Private UK drugs company launches hostile bid for US rival

A privately owned rare diseases drugs company based in Cambridge has launched a $466 million hostile bid for a New York-listed rival.

In an unusual takeover attempt in the sector, Cycle Pharma has gone directly to shareholders of Vanda Pharmaceuticals with a $8-a-share cash approach.

Cycle was founded in 2012 by James Harrison, 50, a former investment banker and private equity executive, who remains its chief executive and retains more than half of the share voting rights.

The company has offices in the global life sciences hubs of Cambridge in Britain and Boston in the United States. It employs 120 people, just under half of them in Britain. It has six marketed products, with treatments focused on neurological, rare metabolic and rare immunological conditions, most of which are genetic. It generated core operating profit of $40 million last year on revenue of $109 million.
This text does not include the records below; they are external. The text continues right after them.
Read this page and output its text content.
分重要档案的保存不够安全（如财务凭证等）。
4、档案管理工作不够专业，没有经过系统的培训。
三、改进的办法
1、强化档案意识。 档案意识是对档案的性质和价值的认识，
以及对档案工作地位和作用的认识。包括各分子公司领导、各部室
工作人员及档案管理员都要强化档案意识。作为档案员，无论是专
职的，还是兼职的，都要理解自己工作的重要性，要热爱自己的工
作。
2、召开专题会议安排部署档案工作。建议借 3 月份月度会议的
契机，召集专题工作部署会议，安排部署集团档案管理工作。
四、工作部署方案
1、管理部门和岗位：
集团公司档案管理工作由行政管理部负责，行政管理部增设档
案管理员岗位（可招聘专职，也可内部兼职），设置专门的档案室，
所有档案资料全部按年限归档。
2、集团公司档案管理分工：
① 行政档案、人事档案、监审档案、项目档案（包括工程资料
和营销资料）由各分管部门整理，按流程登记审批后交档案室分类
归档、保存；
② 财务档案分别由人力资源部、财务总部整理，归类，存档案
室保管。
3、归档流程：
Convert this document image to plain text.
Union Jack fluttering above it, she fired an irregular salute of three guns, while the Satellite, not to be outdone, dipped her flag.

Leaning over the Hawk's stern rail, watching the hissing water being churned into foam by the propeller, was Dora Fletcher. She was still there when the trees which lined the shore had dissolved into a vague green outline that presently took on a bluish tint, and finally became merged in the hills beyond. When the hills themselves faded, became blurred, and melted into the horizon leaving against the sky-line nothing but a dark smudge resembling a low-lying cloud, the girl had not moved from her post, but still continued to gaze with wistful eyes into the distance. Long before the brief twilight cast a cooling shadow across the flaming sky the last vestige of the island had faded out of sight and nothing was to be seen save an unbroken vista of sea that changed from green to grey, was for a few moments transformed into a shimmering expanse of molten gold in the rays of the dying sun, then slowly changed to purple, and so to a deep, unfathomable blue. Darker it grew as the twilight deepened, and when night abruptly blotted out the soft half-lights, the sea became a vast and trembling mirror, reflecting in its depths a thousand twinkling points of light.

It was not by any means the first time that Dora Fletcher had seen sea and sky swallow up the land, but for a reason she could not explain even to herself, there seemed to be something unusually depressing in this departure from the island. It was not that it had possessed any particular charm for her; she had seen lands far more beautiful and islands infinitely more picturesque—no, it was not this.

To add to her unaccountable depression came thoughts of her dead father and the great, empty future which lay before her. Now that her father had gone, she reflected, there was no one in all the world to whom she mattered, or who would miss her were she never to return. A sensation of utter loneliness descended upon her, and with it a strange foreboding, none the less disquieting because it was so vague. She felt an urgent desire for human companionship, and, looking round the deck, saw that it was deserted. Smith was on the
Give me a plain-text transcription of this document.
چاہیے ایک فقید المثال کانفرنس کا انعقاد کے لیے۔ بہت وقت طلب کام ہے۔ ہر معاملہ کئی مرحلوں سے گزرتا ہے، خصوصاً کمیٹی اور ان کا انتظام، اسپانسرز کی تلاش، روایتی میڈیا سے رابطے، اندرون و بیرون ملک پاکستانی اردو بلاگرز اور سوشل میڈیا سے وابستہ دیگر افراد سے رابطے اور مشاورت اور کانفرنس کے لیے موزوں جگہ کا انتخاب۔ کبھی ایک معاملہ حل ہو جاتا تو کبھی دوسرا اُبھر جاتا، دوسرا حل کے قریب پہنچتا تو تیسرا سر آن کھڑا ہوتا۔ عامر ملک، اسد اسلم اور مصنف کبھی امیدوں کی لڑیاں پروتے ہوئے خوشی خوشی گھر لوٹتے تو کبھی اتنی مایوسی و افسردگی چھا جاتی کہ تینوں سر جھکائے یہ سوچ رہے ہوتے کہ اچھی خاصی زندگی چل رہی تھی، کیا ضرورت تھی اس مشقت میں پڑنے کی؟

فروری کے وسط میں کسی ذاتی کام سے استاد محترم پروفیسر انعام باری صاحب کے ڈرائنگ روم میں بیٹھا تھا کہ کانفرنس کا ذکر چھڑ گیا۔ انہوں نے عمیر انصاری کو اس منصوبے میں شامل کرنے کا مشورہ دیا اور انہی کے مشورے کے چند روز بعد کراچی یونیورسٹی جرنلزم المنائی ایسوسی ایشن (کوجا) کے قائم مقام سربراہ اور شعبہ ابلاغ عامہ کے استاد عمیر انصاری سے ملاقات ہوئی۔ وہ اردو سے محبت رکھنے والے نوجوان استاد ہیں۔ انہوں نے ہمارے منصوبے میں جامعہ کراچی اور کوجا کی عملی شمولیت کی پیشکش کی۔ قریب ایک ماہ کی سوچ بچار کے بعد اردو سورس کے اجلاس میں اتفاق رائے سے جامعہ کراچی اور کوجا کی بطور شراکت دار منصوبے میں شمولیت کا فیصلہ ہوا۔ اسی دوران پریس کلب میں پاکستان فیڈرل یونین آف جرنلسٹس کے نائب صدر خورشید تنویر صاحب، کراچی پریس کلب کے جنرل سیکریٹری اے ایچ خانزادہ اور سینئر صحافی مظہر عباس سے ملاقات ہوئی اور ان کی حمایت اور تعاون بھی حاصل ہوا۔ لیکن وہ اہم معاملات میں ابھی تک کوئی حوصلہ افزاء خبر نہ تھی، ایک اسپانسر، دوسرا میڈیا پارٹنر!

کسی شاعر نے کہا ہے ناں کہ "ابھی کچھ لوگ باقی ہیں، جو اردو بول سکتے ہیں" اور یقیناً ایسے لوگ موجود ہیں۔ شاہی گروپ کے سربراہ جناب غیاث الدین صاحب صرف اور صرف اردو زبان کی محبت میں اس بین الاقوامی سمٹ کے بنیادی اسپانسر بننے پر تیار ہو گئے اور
Cycle said that it had made its takeover proposal to the board of the Nasdaq-listed Vanda on May 24. The approach was made on the same day that Vanda rejected a separate, sweetened unsolicited approach from Future Pak of $7.75 per share. The company said its offer had been pitched at a 98 per cent premium to Vanda’s closing share price on April 16, the day before an initial $4.05 approach from Future Pak.

The British business said it would have “preferred to reach an agreement privately”, but was going public with its proposal “to encourage Vanda shareholders to express their views on this proposal to the independent directors of Vanda”.

It added: “Cycle’s proposal represents a better outcome for shareholders, who would receive all-cash upfront value exceeding that of Future Pak’s cash portion of its latest offer announced May 7, 2024. It would also benefit patients, as Cycle has a proven commercial strategy in the US, a strong distribution footprint and an established track record of delivering medicines and individualised support to patients suffering from conditions with high unmet medical need.”

Vanda, which is based in Washington DC, responded, confirming the “unsolicited, non-binding indication of interest”, which it would “carefully review and evaluate”.

⬤ GSK, one of Britain’s biggest drugs companies, has announced its latest bolt-on acquisition, acquiring Elsie Biotechnologies, a San Diego-based private biotechnology company, for up to about £39 million. Tony Wood, chief scientific officer at GSK, said: “By bringing together Elsie’s expertise and our internal capabilities, we can design and develop oligonucleotides [which modulate gene expression] for difficult-to-treat diseases of scale with larger patient populations.”